Sociedad

Los contagios por coronavirus en China bajan pero las muertes superan las 2.000

  • La OMS celebra la disminución de los nuevos casos aunque pide "mucha cautela".

  • Pekín anuncia que adoptará medidas específicas para paliar las consecuencias económicas de la crisis.

Un paciente sospechoso de haber contraído el coronavirus es trasladado al Hospital Universitario Kyungpook, en Daegu (Corea del Sur) Un paciente sospechoso de haber contraído el coronavirus es trasladado al Hospital Universitario Kyungpook, en Daegu (Corea del Sur)

Un paciente sospechoso de haber contraído el coronavirus es trasladado al Hospital Universitario Kyungpook, en Daegu (Corea del Sur) / Yonhap (Efe)

El coronavirus continúa haciendo estragos en China, que este miércoles vio sobrepasar la barrera de los 2.000 fallecidos por el brote, mientras sus habitantes siguen en vilo pero aferrados al optimismo tras conocerse que los nuevos contagios continúan una tendencia a la baja fuera del foco de la epidemia.

Según el último parte oficial de las autoridades sanitarias del país asiático, la cifra de muertos es de 2.004 personas -136 más que el martes-, 74.185 contagiados y 11.977 casos graves.

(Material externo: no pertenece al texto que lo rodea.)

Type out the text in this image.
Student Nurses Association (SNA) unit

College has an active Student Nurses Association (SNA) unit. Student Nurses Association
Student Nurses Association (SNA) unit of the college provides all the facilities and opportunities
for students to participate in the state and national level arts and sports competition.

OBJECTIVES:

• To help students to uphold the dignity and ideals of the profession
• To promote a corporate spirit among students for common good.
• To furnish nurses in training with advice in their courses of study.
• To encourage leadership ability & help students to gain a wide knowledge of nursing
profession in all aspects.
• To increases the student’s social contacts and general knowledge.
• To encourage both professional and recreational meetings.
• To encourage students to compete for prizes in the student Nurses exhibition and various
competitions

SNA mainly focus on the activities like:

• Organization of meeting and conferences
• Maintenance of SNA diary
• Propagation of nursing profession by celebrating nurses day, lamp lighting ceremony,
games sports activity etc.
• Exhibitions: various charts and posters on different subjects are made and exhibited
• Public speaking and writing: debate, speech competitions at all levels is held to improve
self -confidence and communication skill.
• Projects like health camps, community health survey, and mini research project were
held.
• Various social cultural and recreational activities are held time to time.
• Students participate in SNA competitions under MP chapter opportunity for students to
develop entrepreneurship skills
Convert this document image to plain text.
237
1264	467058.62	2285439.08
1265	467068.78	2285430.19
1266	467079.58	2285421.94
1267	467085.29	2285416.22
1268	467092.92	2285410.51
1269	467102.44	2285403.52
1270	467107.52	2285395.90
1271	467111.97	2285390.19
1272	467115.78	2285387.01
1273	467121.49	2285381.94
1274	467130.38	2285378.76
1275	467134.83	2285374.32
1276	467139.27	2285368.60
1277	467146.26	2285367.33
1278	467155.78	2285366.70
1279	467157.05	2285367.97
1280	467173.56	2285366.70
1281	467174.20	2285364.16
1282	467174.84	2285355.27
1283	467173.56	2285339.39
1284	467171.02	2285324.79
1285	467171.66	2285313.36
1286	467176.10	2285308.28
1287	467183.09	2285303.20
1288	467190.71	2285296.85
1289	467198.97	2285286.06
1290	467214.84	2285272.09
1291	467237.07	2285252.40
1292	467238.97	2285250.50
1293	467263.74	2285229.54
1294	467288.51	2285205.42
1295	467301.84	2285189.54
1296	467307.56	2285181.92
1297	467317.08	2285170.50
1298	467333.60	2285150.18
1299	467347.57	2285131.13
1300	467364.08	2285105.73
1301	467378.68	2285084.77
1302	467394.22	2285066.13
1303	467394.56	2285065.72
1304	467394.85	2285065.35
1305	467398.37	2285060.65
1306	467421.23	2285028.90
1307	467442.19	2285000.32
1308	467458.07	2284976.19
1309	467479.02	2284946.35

No obstante, el número de pacientes que han superado la enfermedad provocada por el coronavirus, bautizado como Covid-19, sobrepasó este miércoles el de nuevos contagiados por primera vez: 1.824 recuperados en las últimas 24 horas por 1.749 infectados, de acuerdo con las estadísticas oficiales.

Además, el número de nuevos casos confirmados fuera de la provincia de Hubei, el epicentro del brote, acumula ya 15 días consecutivos a la baja: el miércoles registró 56 casos, muy por debajo de los 890 detectados el 3 de febrero.

Y en total son ya 14.376 las personas que han superado la enfermedad, que, según informó este miércoles la Comisión Nacional de Sanidad, se expande más fácilmente si la gente permanece en entornos relativamente cerrados durante prolongados periodos.

Aunque el virus se transmite principalmente por medio de gotitas respiratorias, lo que requiere un estrecho contacto físico, también están siendo comunes los contagios por la exposición a estornudos u otras secreciones corporales, especialmente en espacios cerrados.

Los casos de Covid-19 se siguen concentrando en Hubei, en el centro-este del país, donde el miércoles se informó de 1.693 casos nuevos y 132 muertes más.

El director general de la Organización Mundial de la Salud (OMS), Tedros Adhanom Ghebreyesus, calificó como "noticia positiva" la disminución de los nuevos casos diarios pero pidió que estos buenos datos se interpreten "con mucha cautela". "Es demasiado pronto para hacer predicciones sobre este brote", aseguró en su rueda de prensa diaria.

Entretanto, el país trata de volver a la normalidad a cuentagotas ante la preocupación no sólo por los contagios sino también por las consecuencias económicas que pueda tener esta crisis.

En respuesta, el Ejecutivo ha anunciado que adoptará un "enfoque múltiple" para facilitar la operación de las empresas y el empleo, con medidas específicas como reducir o eximir aportaciones a la seguridad social en un esfuerzo por apuntalar el crecimiento.

Mientras, las autoridades del país asiático minimizaron la decisión del Gobierno ruso de suspender la entrada al país de ciudadanos chinos desde el jueves para impedir la propagación del coronavirus.

"Rusia ha enfatizado que apoya firmemente la lucha de China contra la epidemia, nos ha ofrecido mucha ayuda, pero al mismo tiempo ha tomado algunas medidas restrictivas de acuerdo a sus necesidades y esfuerzos de prevención y control. Son medidas temporales, y una vez que la situación mejore, se retirarán", explicó este miércoles el portavoz de la Cancillería china, Geng Shuang.

Según la directiva, los ciudadanos chinos no podrán entrar en Rusia con fines laborales, particulares, turísticos, ni científicos debido al "empeoramiento de la situación epidemiológica".

En Pekín cunde el temor a que la gestión de la crisis del coronavirus no le granjee más que aislamiento internacional y críticas, como quedó demostrado al expulsar a tres periodistas del periódico estadounidense The Wall Street Journal por un artículo supuestamente racista contra China.

El rotativo publicó este mes un artículo sobre la respuesta del Ejecutivo chino a la epidemia titulado China, el verdadero enfermo de Asia, tras lo cual Pekín exigió una disculpa pública por realizar "comentarios racistas y atacar maliciosamente" al país, según el portavoz Geng. Esta expresión se utilizó de forma despectiva a finales del siglo XIX y principios del XX para referirse a China, castigada por divisiones internas y los intentos de colonización de las potencias occidentales, que la obligaron a firmar una serie de tratados para obtener concesiones comerciales.